A propos de la notion de position dominante en droit européen, allemand et français ; par Marie Laval

Résumé: En 2013, une réforme de la Loi allemande relative aux restrictions de concurrence ( GWB ) entrera en vigueur et consacrera un de ses articles à la notion de position dominante. Ce billet, en s’inscrivant dans l’actualité juridique, s’intéressera à la définition de la notion de position dominante dans trois systèmes juridiques :  européen, français et allemand.

Le droit de la concurrence a pour vocation de régir les relations entre professionnels ; il s’appuie particulièrement sur le principe de l’équilibre contractuel. Celui-ci est décrit depuis le Traité de Rome et a été transposé par les législateurs allemand et français dans leur système juridique et ce, de manière distincte. Notre étude portera sur la notion de position dominante, dans le système de droit Européen et dans deux systèmes juridiques d’Etats membres de l’UE. Elle mettra en évidence la diversité de mise en conformité avec le droit de l’Union Européenne des mécanismes allemand et français, dont elle appréciera l’efficacité.
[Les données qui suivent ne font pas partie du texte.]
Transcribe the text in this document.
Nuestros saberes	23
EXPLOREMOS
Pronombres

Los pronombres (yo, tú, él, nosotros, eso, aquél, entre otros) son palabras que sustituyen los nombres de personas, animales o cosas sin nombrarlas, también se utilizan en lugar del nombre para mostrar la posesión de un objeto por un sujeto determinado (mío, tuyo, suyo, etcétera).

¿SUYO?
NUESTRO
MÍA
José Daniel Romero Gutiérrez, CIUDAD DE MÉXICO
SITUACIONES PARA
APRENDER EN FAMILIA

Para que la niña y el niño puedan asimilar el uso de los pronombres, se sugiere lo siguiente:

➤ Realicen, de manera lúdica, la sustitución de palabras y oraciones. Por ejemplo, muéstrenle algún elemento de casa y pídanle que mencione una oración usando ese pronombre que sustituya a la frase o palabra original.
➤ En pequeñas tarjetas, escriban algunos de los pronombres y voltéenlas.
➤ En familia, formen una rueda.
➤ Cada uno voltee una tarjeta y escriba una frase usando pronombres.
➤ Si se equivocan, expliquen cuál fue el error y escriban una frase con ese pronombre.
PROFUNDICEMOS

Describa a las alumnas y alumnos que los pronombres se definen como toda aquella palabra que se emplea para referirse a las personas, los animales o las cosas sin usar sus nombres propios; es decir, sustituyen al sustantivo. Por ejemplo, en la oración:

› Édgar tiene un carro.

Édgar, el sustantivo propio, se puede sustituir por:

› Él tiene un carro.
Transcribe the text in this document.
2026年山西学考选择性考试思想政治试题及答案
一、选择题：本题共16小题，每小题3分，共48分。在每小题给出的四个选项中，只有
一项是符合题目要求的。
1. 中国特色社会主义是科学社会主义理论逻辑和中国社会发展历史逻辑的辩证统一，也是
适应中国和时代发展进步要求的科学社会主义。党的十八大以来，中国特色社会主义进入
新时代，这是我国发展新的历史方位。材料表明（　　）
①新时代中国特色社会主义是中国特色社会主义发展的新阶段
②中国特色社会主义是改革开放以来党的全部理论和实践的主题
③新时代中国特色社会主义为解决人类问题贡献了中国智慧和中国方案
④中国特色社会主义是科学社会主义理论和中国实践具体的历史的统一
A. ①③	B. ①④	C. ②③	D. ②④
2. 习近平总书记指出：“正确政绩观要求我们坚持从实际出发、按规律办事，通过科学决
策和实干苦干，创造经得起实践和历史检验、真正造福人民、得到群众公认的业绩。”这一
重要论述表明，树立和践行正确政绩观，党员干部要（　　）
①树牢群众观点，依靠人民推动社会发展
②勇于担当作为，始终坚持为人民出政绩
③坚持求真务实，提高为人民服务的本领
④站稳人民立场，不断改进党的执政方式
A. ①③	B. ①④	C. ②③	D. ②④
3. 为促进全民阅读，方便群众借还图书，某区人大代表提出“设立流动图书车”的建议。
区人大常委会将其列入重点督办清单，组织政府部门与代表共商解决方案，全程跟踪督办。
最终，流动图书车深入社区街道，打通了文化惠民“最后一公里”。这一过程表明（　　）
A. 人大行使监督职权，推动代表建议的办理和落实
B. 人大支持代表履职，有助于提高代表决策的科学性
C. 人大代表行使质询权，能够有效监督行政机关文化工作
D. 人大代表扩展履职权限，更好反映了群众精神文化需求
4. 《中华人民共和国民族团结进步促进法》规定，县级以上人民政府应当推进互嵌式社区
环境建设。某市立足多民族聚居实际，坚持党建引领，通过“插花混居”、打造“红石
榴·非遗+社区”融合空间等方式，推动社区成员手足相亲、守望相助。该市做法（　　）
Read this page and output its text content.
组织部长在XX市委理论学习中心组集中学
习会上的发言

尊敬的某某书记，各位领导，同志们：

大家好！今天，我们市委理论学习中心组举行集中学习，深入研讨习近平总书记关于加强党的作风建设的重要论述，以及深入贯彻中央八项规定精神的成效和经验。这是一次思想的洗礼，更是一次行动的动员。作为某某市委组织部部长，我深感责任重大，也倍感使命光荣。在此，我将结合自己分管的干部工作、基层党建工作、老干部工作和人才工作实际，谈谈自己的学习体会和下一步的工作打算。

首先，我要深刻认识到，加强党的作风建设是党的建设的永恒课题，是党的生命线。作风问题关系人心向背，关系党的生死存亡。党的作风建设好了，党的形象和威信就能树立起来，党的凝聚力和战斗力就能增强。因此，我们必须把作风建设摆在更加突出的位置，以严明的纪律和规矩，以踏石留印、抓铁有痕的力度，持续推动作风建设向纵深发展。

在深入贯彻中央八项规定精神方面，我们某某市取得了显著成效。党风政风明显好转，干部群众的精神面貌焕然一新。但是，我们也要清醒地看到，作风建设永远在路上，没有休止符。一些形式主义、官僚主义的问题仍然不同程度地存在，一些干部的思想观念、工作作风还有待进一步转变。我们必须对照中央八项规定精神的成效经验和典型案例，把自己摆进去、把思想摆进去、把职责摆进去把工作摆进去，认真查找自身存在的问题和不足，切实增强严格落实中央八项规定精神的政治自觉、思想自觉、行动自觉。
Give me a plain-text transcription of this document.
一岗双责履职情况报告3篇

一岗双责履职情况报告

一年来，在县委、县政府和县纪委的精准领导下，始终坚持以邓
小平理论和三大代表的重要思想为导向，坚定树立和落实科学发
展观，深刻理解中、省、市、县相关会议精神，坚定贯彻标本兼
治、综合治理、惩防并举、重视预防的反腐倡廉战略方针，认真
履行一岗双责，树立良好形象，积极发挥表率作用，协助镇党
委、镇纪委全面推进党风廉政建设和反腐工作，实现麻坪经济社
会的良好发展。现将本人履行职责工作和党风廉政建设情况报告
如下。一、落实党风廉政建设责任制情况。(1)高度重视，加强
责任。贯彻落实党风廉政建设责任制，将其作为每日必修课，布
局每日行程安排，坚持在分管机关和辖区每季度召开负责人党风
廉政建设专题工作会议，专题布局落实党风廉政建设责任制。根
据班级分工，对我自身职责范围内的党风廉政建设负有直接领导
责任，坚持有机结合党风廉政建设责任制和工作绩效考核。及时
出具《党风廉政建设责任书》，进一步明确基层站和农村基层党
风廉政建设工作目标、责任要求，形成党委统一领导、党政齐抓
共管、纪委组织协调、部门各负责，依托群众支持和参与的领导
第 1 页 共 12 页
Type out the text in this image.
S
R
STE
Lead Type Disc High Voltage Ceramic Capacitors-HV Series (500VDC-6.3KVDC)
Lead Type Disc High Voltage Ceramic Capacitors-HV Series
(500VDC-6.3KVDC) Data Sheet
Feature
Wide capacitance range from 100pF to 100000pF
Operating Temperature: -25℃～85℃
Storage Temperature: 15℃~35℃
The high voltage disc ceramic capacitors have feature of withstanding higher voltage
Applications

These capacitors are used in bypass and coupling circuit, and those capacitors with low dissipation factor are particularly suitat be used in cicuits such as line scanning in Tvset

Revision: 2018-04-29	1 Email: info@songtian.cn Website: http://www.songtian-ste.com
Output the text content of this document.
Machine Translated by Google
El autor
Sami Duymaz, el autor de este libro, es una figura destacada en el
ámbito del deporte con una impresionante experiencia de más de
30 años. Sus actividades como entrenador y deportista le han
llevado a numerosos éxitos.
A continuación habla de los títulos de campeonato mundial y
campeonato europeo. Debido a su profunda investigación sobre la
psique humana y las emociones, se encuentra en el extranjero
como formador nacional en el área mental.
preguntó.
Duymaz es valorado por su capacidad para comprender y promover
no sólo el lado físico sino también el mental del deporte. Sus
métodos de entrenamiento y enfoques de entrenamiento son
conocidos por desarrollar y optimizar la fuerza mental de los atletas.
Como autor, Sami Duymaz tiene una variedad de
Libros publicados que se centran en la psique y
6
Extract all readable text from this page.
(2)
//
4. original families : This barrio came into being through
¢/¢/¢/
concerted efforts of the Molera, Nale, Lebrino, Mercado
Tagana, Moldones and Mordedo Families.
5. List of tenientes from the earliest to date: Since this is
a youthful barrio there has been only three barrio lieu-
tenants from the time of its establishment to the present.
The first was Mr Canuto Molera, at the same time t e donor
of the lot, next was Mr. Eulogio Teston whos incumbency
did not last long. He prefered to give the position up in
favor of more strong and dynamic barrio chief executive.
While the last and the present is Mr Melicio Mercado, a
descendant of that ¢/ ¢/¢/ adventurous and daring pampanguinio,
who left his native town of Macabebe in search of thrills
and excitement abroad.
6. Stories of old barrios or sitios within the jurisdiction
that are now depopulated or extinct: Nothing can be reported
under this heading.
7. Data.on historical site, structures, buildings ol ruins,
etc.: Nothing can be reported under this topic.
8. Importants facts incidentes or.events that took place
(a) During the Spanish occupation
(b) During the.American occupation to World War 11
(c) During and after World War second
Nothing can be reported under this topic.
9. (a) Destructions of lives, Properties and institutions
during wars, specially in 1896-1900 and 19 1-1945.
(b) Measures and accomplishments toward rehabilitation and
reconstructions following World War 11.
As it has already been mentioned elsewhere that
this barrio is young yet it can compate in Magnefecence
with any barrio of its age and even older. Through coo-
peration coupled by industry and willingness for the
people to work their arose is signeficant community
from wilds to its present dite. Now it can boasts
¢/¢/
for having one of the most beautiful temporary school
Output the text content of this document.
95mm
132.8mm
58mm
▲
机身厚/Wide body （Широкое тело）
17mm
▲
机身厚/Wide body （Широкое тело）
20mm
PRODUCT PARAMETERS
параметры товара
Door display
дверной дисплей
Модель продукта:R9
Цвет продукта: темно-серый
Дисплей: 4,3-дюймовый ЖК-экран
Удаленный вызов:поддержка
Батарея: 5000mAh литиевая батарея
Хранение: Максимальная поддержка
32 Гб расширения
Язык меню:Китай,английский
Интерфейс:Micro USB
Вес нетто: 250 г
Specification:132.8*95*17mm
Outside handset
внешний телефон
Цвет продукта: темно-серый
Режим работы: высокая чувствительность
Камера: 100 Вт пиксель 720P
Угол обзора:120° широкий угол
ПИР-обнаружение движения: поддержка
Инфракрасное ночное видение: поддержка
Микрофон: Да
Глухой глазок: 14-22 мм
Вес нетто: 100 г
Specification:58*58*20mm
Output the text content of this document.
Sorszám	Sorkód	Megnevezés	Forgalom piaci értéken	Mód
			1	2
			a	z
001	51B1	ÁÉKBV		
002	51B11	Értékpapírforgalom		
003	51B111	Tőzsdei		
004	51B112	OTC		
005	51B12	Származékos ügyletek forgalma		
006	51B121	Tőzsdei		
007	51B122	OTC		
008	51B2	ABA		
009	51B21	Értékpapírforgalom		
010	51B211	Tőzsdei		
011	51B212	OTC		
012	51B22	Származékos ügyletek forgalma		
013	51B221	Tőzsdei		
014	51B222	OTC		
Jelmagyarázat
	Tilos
La notion de position dominante a d’abord été introduite en droit européen de la concurrence à l’article 82 CE ( devenu Art 102 TFUE du Traité de Lisbonne entré en vigueur en 2008 ). De leur côté, pour harmoniser leurs législations, la France et l’Allemagne ont inclus dans leur droit interne, un texte législatif qui interdit l’abus de position dominante : l’article L 420-2 du Code du Commerce et l’article 19 du GWB ( loi relative aux restrictions de concurrence, LRC ). L’abus de position dominante suppose que soit établis la position dominante ainsi que son abus et c’est l’abus qui est interdit. 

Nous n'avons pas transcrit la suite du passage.